Na última vez que visitei esta senhora, que atingiu um grau de humanidade invejável, estava injuriada. Numa celebração de batismo escutou o padre perguntar aos pais se queria que seus filhos se tornassem cristãos. Ora, me dizia ela, a pergunta não é esta. Cristão todos somos, o batismo nos torna membros da Igreja, mas não somos bichos nem animais quando nascemos. Sem entrar numa longa discussão teológica, percebi que naquele momento ela dizia em palavras simples aquilo que o Papa Francisco vem nos dizendo desde o início de seu pontificado: temos uma origem comum, todos viemos da fonte misteriosa do amor de Deus. Só quando entendermos e vivermos esta realidade haverá paz duradoura. Religiões podem dividir, criar seitas, semear ódios. Ao contrário disto, Jesus veio anunciar o Reino do Pai misericordioso que cuida de todos.

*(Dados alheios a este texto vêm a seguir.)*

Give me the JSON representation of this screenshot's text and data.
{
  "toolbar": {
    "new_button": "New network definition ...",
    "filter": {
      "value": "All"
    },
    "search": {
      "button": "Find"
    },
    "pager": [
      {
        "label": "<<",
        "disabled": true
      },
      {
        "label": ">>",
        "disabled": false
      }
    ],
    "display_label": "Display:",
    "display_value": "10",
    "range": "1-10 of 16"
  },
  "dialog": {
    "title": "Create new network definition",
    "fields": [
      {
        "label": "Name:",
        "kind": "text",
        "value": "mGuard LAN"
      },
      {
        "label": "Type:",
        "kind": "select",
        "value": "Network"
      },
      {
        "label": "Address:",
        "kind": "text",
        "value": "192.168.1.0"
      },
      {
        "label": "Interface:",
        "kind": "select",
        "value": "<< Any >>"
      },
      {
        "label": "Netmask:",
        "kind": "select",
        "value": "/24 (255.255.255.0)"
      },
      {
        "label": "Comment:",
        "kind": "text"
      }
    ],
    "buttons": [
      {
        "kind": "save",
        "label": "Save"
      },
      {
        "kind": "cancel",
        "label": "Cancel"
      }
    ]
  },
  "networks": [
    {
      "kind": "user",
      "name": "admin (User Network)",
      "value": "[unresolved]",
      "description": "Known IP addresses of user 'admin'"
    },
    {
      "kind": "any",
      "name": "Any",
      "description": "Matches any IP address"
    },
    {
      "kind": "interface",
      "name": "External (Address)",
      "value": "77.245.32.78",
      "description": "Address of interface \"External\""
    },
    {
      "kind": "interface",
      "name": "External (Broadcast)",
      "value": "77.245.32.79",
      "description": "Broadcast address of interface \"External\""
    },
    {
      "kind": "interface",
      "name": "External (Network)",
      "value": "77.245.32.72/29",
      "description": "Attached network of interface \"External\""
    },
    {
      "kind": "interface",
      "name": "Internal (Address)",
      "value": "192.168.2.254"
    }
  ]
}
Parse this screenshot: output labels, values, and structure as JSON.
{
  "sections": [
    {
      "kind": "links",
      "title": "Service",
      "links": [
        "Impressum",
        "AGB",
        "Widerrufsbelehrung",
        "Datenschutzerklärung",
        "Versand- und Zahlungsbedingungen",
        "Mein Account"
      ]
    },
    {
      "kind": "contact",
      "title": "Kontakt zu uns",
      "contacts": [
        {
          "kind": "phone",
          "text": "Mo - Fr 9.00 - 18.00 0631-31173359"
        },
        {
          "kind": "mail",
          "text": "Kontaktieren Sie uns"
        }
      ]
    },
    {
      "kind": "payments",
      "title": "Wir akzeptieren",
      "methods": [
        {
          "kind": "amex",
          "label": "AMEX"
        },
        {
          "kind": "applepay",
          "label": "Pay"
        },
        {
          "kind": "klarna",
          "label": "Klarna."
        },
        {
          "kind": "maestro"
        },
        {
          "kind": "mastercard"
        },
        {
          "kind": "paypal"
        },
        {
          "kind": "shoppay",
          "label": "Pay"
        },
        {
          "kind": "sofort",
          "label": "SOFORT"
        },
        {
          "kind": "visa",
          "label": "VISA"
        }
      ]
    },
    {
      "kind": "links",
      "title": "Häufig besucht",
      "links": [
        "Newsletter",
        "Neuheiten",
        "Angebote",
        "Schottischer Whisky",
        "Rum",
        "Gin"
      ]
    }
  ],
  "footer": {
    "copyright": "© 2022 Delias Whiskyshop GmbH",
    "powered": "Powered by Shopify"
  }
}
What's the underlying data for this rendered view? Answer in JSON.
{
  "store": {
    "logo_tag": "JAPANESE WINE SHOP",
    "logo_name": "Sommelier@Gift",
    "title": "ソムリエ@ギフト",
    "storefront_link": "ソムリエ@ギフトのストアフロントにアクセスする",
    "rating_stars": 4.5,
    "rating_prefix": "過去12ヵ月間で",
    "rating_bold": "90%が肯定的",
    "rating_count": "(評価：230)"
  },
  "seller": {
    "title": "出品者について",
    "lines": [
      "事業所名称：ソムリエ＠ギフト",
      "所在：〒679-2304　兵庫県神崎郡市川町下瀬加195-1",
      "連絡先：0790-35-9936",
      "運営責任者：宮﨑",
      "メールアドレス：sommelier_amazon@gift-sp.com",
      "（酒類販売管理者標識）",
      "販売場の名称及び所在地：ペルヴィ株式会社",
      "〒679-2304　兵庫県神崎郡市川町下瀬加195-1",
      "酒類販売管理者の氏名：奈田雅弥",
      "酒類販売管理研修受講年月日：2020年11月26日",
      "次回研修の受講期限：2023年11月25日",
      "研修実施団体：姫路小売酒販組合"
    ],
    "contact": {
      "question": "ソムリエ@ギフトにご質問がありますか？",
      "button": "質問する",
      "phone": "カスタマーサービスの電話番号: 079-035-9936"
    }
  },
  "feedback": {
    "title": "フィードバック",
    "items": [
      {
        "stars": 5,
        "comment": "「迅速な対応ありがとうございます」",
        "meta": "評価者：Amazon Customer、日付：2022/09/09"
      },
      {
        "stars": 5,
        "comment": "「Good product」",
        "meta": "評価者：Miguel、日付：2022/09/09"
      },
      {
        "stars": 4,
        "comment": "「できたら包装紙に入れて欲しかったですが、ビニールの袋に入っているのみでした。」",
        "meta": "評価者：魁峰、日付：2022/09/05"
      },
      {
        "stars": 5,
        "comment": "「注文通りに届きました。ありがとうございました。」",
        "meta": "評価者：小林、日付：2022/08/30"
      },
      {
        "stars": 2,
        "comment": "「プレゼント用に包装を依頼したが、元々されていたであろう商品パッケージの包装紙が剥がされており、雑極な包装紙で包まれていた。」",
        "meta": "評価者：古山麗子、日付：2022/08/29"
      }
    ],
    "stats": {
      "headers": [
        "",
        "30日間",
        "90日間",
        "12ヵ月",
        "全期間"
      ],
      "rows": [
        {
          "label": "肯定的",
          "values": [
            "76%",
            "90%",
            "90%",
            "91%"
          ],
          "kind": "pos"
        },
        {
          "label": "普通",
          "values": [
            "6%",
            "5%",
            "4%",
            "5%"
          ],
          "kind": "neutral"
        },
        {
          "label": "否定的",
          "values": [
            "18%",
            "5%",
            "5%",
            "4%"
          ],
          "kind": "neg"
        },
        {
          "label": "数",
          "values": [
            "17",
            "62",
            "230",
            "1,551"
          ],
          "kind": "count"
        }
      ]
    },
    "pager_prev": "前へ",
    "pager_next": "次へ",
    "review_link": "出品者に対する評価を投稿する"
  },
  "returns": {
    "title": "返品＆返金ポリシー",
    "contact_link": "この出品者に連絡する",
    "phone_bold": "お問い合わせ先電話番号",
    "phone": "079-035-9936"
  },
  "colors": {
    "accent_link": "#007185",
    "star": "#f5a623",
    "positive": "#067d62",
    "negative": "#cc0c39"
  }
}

Cristãos, deveríamos ser sinais de unidade, de amor, de serviço, de gratidão, de vida pautada por valores eternos. Hoje temos um grande encontro da Pastoral do Batismo na Arquidiocese de Manaus. Oxalá nossos agentes tenham esta visão da vida. Talvez só os simples e os pequeninos possam entender tudo isto. Sejamos todos como crianças, por que delas é o Reino dos Céus.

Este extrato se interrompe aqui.